The big question facing the FCC is if 12 GHz can somehow be used to satisfy both needs, pitting the 5G carriers against the satellite carriers. As an aside, before talking more about the issue, I must observe that the satellite companies bring a new tone into FCC proceedings. Their FCC filings do everything except call the other side a bunch of dirty scoundrels. Probably only those who read a lot of FCC documents would notice this, but it’s something new and refreshing.

The current argument before the FCC comes from filings between Starlink and RS Access, which is associated with Michael Dell, who owns a lot of the spectrum in question.

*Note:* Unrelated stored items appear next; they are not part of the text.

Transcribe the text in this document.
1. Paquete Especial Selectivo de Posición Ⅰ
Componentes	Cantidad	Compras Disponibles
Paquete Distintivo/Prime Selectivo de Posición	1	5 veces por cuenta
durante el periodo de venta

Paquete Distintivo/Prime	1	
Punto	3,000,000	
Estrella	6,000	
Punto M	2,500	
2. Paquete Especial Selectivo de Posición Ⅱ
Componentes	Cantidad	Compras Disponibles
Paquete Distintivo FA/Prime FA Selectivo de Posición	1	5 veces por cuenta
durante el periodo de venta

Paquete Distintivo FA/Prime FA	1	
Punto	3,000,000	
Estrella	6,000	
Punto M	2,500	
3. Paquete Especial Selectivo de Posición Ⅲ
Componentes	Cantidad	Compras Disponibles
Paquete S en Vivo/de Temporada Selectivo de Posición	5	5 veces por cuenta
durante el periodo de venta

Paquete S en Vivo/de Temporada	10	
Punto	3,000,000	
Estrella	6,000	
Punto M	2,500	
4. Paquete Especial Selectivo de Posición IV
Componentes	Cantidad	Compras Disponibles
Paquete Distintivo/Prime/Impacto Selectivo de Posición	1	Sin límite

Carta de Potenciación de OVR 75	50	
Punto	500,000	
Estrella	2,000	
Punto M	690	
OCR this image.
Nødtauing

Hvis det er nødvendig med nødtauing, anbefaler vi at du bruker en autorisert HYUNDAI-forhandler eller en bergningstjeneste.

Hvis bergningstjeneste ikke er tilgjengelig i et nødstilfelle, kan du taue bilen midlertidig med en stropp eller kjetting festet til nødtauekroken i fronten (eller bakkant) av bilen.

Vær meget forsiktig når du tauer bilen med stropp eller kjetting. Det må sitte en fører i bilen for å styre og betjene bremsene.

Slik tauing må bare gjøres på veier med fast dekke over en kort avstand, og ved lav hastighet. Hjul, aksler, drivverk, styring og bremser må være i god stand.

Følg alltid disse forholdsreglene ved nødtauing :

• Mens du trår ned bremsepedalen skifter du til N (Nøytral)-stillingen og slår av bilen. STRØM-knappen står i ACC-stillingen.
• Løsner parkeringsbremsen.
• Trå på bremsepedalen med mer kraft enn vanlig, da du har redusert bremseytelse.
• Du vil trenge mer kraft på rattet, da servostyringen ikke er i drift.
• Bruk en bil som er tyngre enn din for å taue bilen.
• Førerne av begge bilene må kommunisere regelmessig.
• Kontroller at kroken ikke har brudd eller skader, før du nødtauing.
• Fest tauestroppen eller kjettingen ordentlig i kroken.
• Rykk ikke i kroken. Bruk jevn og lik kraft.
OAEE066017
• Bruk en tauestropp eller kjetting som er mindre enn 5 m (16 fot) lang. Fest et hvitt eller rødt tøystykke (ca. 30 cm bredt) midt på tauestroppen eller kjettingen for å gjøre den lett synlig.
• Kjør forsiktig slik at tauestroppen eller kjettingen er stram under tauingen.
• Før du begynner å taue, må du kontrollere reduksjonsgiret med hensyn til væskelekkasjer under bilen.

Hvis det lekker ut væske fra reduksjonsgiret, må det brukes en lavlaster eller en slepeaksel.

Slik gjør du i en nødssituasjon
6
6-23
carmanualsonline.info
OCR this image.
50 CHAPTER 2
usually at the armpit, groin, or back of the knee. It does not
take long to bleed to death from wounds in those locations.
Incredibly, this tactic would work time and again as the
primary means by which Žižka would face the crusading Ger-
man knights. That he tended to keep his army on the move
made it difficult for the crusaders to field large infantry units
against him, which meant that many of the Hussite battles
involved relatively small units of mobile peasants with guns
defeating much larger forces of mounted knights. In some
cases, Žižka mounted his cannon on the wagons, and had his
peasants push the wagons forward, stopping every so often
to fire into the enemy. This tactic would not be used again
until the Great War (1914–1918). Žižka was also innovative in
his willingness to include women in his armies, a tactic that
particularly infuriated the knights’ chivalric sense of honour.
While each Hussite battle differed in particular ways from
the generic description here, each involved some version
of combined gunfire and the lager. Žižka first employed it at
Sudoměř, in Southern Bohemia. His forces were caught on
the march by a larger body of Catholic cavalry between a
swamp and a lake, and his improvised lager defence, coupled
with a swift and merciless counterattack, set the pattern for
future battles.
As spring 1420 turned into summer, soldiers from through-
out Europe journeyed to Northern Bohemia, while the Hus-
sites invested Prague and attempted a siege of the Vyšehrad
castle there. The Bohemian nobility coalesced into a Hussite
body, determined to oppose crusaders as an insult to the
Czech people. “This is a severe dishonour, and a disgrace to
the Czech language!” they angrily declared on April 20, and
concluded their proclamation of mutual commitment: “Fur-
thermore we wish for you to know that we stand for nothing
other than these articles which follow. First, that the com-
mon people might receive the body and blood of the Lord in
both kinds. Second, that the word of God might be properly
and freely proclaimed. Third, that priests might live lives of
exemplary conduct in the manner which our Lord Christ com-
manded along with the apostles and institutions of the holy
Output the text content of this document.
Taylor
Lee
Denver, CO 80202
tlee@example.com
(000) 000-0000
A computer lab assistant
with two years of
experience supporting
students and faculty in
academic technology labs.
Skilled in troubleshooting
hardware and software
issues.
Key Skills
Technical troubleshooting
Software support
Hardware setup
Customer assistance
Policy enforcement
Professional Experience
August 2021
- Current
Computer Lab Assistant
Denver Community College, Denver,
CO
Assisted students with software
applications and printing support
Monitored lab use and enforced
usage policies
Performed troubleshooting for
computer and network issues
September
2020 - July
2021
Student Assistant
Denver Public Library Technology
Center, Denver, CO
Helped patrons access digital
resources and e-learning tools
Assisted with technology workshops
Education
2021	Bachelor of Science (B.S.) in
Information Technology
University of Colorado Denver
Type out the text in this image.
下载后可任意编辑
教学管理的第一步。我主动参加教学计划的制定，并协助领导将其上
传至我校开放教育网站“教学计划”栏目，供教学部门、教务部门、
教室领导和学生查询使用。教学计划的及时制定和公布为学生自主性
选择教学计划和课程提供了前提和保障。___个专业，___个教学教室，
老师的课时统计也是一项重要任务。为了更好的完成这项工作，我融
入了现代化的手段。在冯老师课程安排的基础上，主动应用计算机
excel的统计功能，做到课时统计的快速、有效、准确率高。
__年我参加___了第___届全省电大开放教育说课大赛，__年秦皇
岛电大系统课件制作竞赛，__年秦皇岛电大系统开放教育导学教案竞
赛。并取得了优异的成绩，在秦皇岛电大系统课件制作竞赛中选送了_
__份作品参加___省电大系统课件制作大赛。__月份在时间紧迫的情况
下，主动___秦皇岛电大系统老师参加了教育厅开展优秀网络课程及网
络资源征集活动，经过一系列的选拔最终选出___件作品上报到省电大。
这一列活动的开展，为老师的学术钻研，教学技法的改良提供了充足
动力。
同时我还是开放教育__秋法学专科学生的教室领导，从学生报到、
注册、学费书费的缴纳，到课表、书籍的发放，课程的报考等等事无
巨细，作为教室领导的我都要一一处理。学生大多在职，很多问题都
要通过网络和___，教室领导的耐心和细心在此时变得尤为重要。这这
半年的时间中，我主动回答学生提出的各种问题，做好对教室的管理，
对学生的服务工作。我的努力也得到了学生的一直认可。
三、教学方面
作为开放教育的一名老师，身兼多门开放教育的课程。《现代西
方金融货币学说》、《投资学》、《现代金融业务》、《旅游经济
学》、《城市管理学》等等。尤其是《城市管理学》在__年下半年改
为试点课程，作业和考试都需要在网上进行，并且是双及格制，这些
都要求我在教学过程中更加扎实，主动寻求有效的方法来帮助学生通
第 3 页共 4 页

But this is part of the larger ongoing battle, and there have been skirmishes that also involved Dish Networks, which is the largest owner of this spectrum.

The FCC will have to somehow untie the Gordian knot on a tough issue. As is to be expected with any use of spectrum, interference is always a major concern. The usefulness of any band of spectrum can be negated by interference, so carriers only want to deploy wireless technologies that have minimal and controllable interference issues. Both sides in the 12 GHz fight have trotted out wireless engineers who support their positions. RS Access says that spectrum can be shared between satellite and terrestrial usage, supporting the idea of not giving more spectrum solely to Starlink. Starlink says the RS Access engineers are lying and wants dedicated spectrum for satellite backhaul. I don’t know how the FCC can sort this out because the only way to really know if spectrum can be shared is to try it.

What I find most unusual about the fight is that the FCC is being dragged into a broadband issue. The last FCC Commission, Ajit Pai, did his best to wash broadband out of the vocabulary at the FCC. But in today’s world, almost everything the FCC does, other than perhaps chasing robocallers, is ultimately about broadband. While this current 12 GHz fight might look like a spectrum battle to an outsider, it’s all about broadband.